Myles Adams

Profile
- Position: Defensive end

Personal information
- Born: March 9, 1998 (age 28) Arlington, Texas, U.S.
- Listed height: 6 ft 2 in (1.88 m)
- Listed weight: 299 lb (136 kg)

Career information
- High school: Mansfield Summit (Arlington)
- College: Rice (2016–2019)
- NFL draft: 2020: undrafted

Career history
- Carolina Panthers (2020)*; Seattle Seahawks (2020–2024); Detroit Lions (2024–2025);
- * Offseason or practice squad member only

Awards and highlights
- Third-team All-C-USA (2019);

Career NFL statistics as of 2025
- Total tackles: 34
- Sacks: 2
- Pass deflections: 1
- Stats at Pro Football Reference

= Myles Adams =

American football player (born 1998)

Myles Adams (born March 9, 1998) is an American professional football defensive end. He played college football for the Rice Owls.

==Early life==

During his attendance at Mansfield Summit High School, Adams played in 22 games and had 43 total tackles, 9 tackles for loss, 7.5 sacks, 8 quarterback hurries, 1 interception, and 1 pass deflection.

==College career==
In his 2016 freshman season, Adams appeared in 10 games, in which he recorded 9 tackles, 1 tackle for loss, 1 sack, and 1 forced fumble.

In his 2017 sophomore season, Adams appeared in 12 games, in which he recorded 16 tackles and 1 tackle for loss.

In his 2018 junior season, Adams appeared in 13 games and made 5 starts, in which he recorded 27 tackles, 5 tackles for loss, 2.5 sacks, and 2 forced fumbles.

In his 2019 senior season, Adams appeared in and started all 12 games, in which he recorded 42 tackles, 3.5 tackles for loss, 1 sack, and 1 pass deflection.

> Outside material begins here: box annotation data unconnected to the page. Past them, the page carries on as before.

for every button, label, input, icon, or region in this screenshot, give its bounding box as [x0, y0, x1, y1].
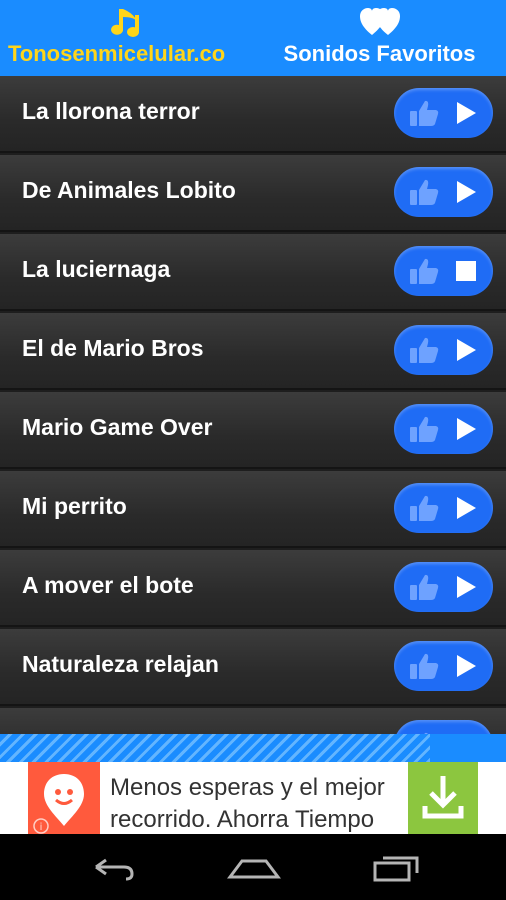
sound-controls	[394, 562, 493, 612]
tab-home[interactable]: Tonosenmicelular.co	[0, 0, 253, 76]
tab-favorites-label: Sonidos Favoritos	[283, 41, 476, 66]
thumbs-up-icon[interactable]	[408, 98, 440, 128]
thumbs-up-icon[interactable]	[408, 414, 440, 444]
system-nav-bar	[0, 834, 506, 900]
sound-title: Mario Game Over	[22, 414, 213, 440]
sound-controls	[394, 325, 493, 375]
sound-controls	[394, 167, 493, 217]
play-icon[interactable]	[454, 496, 478, 520]
play-icon[interactable]	[454, 180, 478, 204]
ad-banner[interactable]: i Menos esperas y el mejor recorrido. Ah…	[0, 762, 506, 834]
hearts-icon	[253, 5, 506, 39]
sound-controls	[394, 404, 493, 454]
thumbs-up-icon[interactable]	[408, 256, 440, 286]
thumbs-up-icon[interactable]	[408, 651, 440, 681]
sound-title: El de Mario Bros	[22, 335, 204, 361]
sound-row[interactable]: La luciernaga	[0, 234, 506, 311]
stripe-end	[430, 734, 506, 762]
sound-row[interactable]: El de Mario Bros	[0, 313, 506, 390]
play-icon[interactable]	[454, 338, 478, 362]
download-icon[interactable]	[408, 762, 478, 834]
ad-text: Menos esperas y el mejor recorrido. Ahor…	[110, 772, 400, 834]
sound-row[interactable]: Mi perrito	[0, 471, 506, 548]
sound-controls	[394, 641, 493, 691]
svg-text:i: i	[40, 822, 43, 833]
sound-title: La llorona terror	[22, 98, 200, 124]
sound-title: De Animales Lobito	[22, 177, 236, 203]
sound-title: A mover el bote	[22, 572, 194, 598]
music-note-icon	[0, 5, 253, 41]
home-icon[interactable]	[226, 851, 282, 888]
play-icon[interactable]	[454, 654, 478, 678]
sound-title: Mi perrito	[22, 493, 127, 519]
sound-row[interactable]: Mario Game Over	[0, 392, 506, 469]
sound-controls	[394, 483, 493, 533]
sound-row[interactable]: La llorona terror	[0, 76, 506, 153]
ad-line-1: Menos esperas y el mejor	[110, 774, 385, 801]
thumbs-up-icon[interactable]	[408, 493, 440, 523]
back-icon[interactable]	[88, 851, 138, 888]
play-icon[interactable]	[454, 417, 478, 441]
stop-icon[interactable]	[454, 259, 478, 283]
thumbs-up-icon[interactable]	[408, 177, 440, 207]
sound-row[interactable]: A mover el bote	[0, 550, 506, 627]
sound-controls	[394, 246, 493, 296]
sound-row[interactable]: Hasta la vista Baby	[0, 708, 506, 734]
header-tabs: Tonosenmicelular.co Sonidos Favoritos	[0, 0, 506, 76]
sound-title: Naturaleza relajan	[22, 651, 219, 677]
location-pin-smile-icon: i	[28, 762, 100, 834]
sound-controls	[394, 88, 493, 138]
sound-row[interactable]: Naturaleza relajan	[0, 629, 506, 706]
tab-favorites[interactable]: Sonidos Favoritos	[253, 0, 506, 76]
play-icon[interactable]	[454, 575, 478, 599]
thumbs-up-icon[interactable]	[408, 572, 440, 602]
sound-row[interactable]: De Animales Lobito	[0, 155, 506, 232]
ad-line-2: recorrido. Ahorra Tiempo	[110, 806, 375, 833]
sound-list: La llorona terror De Animales Lobito La lu…	[0, 76, 506, 734]
sound-title: La luciernaga	[22, 256, 171, 282]
thumbs-up-icon[interactable]	[408, 335, 440, 365]
sound-controls	[394, 720, 493, 734]
recents-icon[interactable]	[372, 851, 422, 888]
play-icon[interactable]	[454, 101, 478, 125]
tab-home-label: Tonosenmicelular.co	[8, 41, 226, 66]
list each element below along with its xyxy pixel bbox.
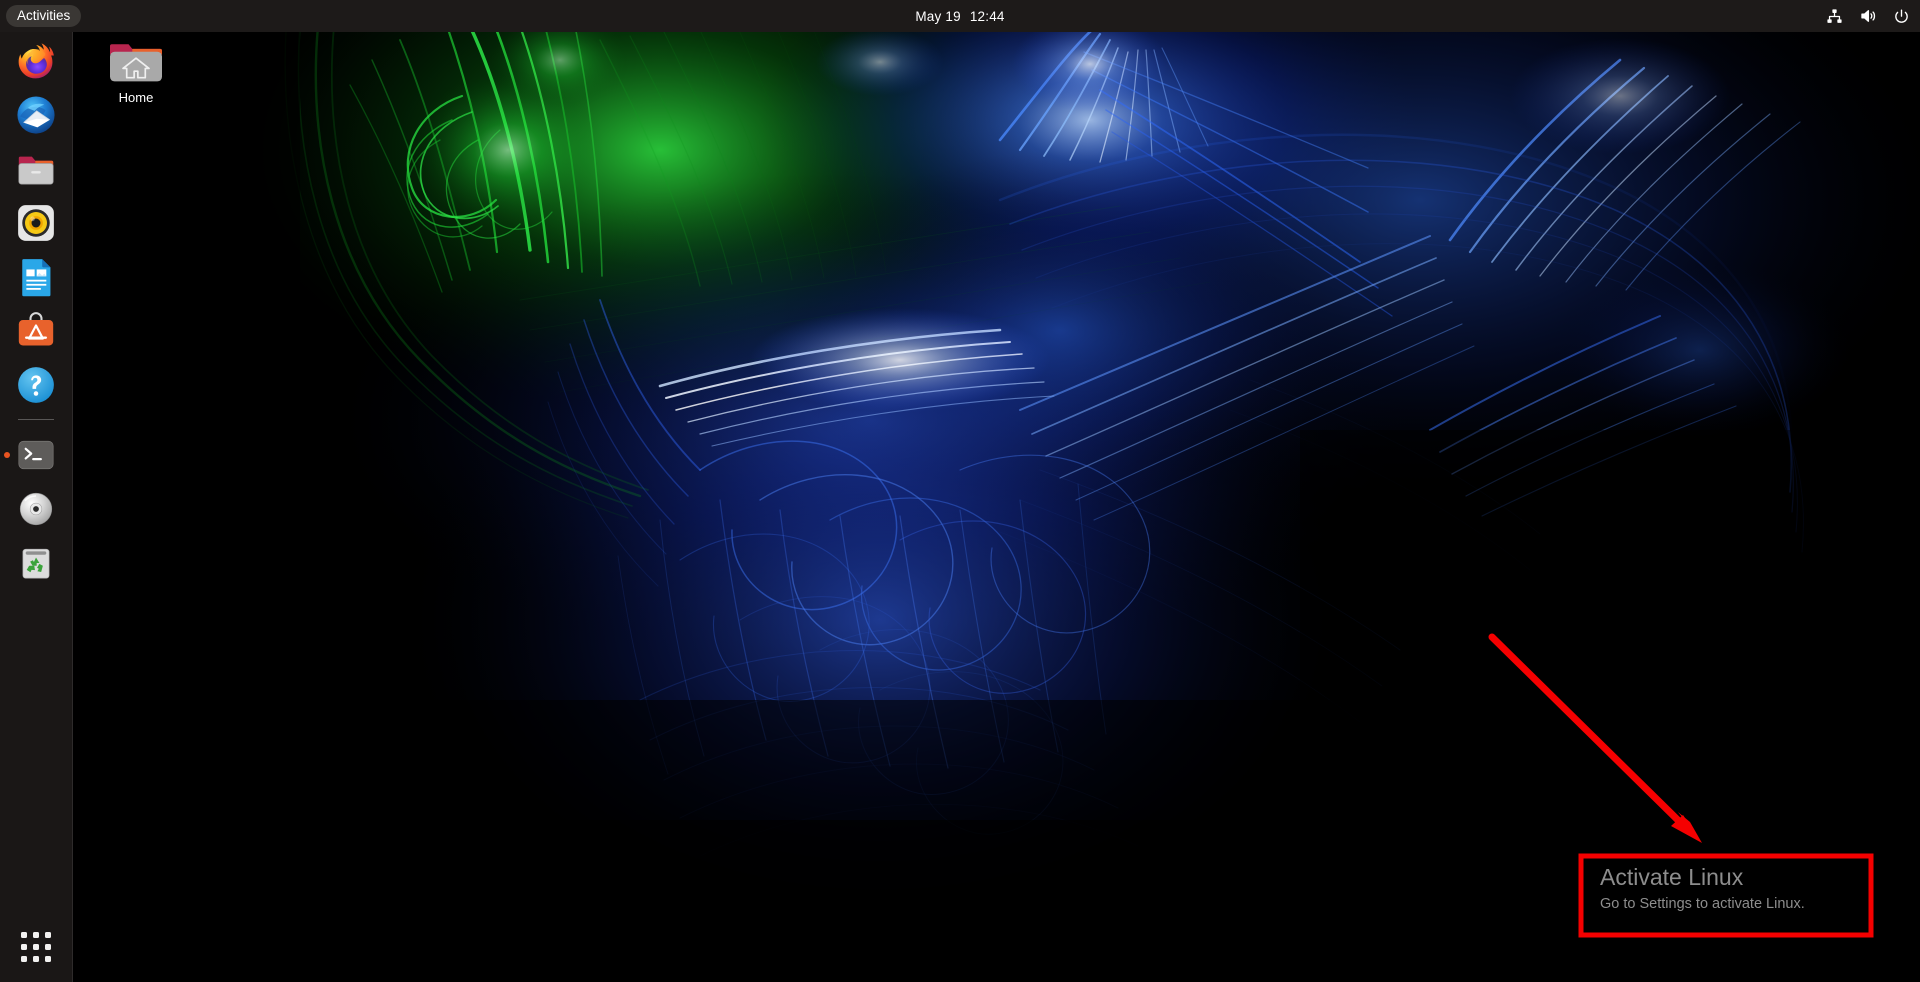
favorites-dock [0, 32, 73, 982]
clock-time: 12:44 [969, 8, 1005, 24]
home-folder-icon [110, 44, 162, 82]
network-icon[interactable] [1826, 8, 1843, 25]
firefox-icon [18, 43, 54, 79]
libreoffice-writer-icon [22, 259, 51, 297]
help-icon [18, 367, 54, 403]
dock-item-ubuntu-software[interactable] [0, 304, 72, 358]
activate-linux-subtitle: Go to Settings to activate Linux. [1600, 896, 1805, 912]
dock-item-help[interactable] [0, 358, 72, 412]
clock-date: May 19 [915, 8, 961, 24]
dock-items [0, 34, 72, 590]
files-folder-icon [18, 156, 54, 185]
dock-item-disc[interactable] [0, 482, 72, 536]
dock-separator [18, 419, 54, 420]
desktop-screen: Activities May 19 12:44 Home Activate Li… [0, 0, 1920, 982]
dock-item-rhythmbox[interactable] [0, 196, 72, 250]
volume-icon[interactable] [1859, 7, 1877, 25]
top-bar: Activities May 19 12:44 [0, 0, 1920, 32]
clock-button[interactable]: May 19 12:44 [915, 9, 1004, 24]
clock-container: May 19 12:44 [0, 0, 1920, 32]
dock-item-libreoffice-writer[interactable] [0, 250, 72, 304]
running-indicator [4, 452, 10, 458]
dock-item-thunderbird[interactable] [0, 88, 72, 142]
app-grid-icon [21, 932, 51, 962]
dock-item-files[interactable] [0, 142, 72, 196]
activate-linux-watermark: Activate Linux Go to Settings to activat… [1600, 862, 1805, 914]
rhythmbox-icon [18, 205, 54, 241]
desktop-wallpaper [0, 0, 1920, 982]
system-tray[interactable] [1826, 0, 1910, 32]
desktop-icon-home[interactable]: Home [90, 35, 182, 105]
desktop-icon-label: Home [118, 90, 154, 105]
ubuntu-software-icon [18, 312, 54, 346]
activities-button[interactable]: Activities [6, 5, 82, 27]
dock-item-firefox[interactable] [0, 34, 72, 88]
activate-linux-title: Activate Linux [1600, 864, 1744, 890]
thunderbird-icon [17, 96, 55, 134]
show-applications-button[interactable] [0, 918, 72, 976]
dock-item-trash[interactable] [0, 536, 72, 590]
dock-item-terminal[interactable] [0, 428, 72, 482]
power-icon[interactable] [1893, 8, 1910, 25]
terminal-icon [18, 440, 54, 470]
trash-icon [22, 548, 50, 579]
disc-icon [19, 492, 53, 526]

During this season, he was one of the team captains. He was named Third-team All-Conference USA and was a semifinalist for the William V. Campbell Trophy.

==Professional career==

Pre-draft measurables
| Height | Weight |
| 6 ft 1+5⁄8 in (1.87 m) | 285 lb (129 kg) |
Values from Pro Day

===Carolina Panthers===
Adams went undrafted in the 2020 NFL draft. On April 30, 2020, Adams was signed by the Carolina Panthers as an undrafted free agent. He was waived on September 5, 2020, before being signed to their practice squad the next day. He was released from the practice squad on September 18, 2020.

===Seattle Seahawks===
On December 2, 2020, Adams was signed by the Seattle Seahawks and placed on their practice squad.

On August 31, 2021, Adams was waived by the Seahawks and re-signed to the practice squad the next day. On December 21, 2021, Adams made his NFL debut in the team's week 15 game against the Los Angeles Rams. He signed a reserve/future contract with the Seahawks on January 10, 2022.

Adams was waived by the Seahawks on November 26, 2024, and re-signed to the practice squad.

===Detroit Lions===
On November 30, 2024, Adams was signed by the Detroit Lions off the Seahawks practice squad.

Adams was released by the Lions on August 26, 2025 as part of final roster cuts, and re-signed to the practice squad.

On March 19, 2026, Adams re-signed with the Lions. On August 30, he was released as part of final roster cuts.